At run-time, p() terminates with an obscurely worded error:

42703: column "t" of relation "t" does not exist.

"set t.v" is simply invalid SQL and the error has nothing with this discussion.

https://www.postgresql.org/docs/current/sql-update.html

Well, yes, David. Please forgive me. I elided too much. This syntax:

update t set t.v = 'mouse' where t.k = 1;

feels like it ought to be legal. And indeed it is in Oracle Database. And so, therefore, is it legal too in embedded form in a PL/SQL procedure that uses formals or local variables in place of the manifest constants.

I meant only to say “This expresses my aim. How can I spell it so that I can name the formals as I want?”

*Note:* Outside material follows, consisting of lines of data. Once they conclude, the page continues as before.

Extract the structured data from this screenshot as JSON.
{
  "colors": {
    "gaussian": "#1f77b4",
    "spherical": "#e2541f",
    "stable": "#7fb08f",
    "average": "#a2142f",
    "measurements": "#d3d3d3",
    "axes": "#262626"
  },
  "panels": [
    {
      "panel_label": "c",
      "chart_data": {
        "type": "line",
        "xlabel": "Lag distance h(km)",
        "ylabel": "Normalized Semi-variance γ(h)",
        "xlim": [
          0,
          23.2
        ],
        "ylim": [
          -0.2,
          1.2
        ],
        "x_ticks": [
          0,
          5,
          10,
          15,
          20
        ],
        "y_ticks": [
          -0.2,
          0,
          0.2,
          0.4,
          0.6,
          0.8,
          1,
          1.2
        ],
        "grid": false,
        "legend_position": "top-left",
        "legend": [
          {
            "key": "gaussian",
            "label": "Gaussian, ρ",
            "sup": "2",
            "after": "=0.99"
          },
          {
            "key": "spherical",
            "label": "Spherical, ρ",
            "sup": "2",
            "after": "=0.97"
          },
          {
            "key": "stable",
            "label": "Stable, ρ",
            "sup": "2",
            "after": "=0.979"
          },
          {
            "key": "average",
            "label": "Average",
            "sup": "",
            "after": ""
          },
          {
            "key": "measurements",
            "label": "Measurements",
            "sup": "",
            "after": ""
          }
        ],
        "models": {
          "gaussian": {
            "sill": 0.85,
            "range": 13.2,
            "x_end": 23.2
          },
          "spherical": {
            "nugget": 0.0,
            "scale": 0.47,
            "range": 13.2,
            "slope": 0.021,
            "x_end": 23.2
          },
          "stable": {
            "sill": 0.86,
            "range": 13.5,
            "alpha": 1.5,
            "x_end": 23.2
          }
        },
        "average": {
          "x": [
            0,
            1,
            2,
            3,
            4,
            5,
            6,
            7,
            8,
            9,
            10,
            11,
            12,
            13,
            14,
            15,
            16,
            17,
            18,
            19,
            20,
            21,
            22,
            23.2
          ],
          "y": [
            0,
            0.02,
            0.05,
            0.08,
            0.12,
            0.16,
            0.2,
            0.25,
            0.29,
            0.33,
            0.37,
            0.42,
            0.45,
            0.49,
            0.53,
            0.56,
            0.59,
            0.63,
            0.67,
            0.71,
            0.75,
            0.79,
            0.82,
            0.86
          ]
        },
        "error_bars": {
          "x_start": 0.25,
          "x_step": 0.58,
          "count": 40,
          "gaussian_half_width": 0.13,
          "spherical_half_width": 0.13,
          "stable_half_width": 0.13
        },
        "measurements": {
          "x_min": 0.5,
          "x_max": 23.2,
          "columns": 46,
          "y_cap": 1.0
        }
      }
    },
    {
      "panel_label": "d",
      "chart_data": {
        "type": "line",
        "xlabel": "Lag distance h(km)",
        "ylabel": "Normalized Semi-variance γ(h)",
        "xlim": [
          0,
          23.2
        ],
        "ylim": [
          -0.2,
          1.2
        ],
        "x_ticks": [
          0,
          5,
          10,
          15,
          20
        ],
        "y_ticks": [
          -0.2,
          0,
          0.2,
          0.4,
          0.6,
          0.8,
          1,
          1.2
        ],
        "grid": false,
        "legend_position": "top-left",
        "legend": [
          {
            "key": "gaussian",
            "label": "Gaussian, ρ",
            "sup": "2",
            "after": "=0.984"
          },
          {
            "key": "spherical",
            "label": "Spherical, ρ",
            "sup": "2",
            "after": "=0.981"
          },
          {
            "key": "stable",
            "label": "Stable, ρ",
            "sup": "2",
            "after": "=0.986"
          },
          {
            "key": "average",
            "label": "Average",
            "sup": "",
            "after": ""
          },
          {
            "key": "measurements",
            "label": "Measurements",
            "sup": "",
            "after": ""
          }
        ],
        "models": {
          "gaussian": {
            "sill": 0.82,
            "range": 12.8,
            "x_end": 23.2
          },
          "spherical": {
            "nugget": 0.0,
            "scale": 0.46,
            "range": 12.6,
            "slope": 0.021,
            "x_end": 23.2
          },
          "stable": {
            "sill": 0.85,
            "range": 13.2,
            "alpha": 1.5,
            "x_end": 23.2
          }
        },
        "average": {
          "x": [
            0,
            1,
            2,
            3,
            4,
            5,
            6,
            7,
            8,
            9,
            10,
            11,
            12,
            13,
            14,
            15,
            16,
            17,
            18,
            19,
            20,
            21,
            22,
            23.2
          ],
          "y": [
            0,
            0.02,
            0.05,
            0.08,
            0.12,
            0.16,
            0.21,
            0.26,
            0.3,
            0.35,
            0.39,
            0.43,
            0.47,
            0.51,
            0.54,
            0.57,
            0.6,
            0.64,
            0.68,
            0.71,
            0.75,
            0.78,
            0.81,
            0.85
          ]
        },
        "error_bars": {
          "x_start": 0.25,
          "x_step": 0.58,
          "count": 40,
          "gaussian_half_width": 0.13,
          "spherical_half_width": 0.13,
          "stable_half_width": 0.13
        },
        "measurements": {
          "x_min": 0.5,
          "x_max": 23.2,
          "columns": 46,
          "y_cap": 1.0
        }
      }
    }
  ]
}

I’m afraid that I was too short of time, earlier today, to take it further myself. I thought that it was the example that I’d remembered. But it simply isn’t. This works perfectly well:

drop procedure if exists u1.p(int, text) cascade;
create procedure u1.p(k in t.k%type, v in t.v%type)
  security definer
  language plpgsql
as $body$
begin
  update t set v = p.v where t.k = p.k;
end;
$body$;

It feels strange to me not to me able to qualify the name of the to-be-updated column. But I do see that this has no practical consequence. The syntax disambiguates the meaning here in a way that it cannot in a WHERE predicate.

So, unless I later find a better example, I’ll assume that I can always dot qualify the name of a schema variable in PL/pgSQL code.

In other words, my concern here simply falls away—which is a good thing.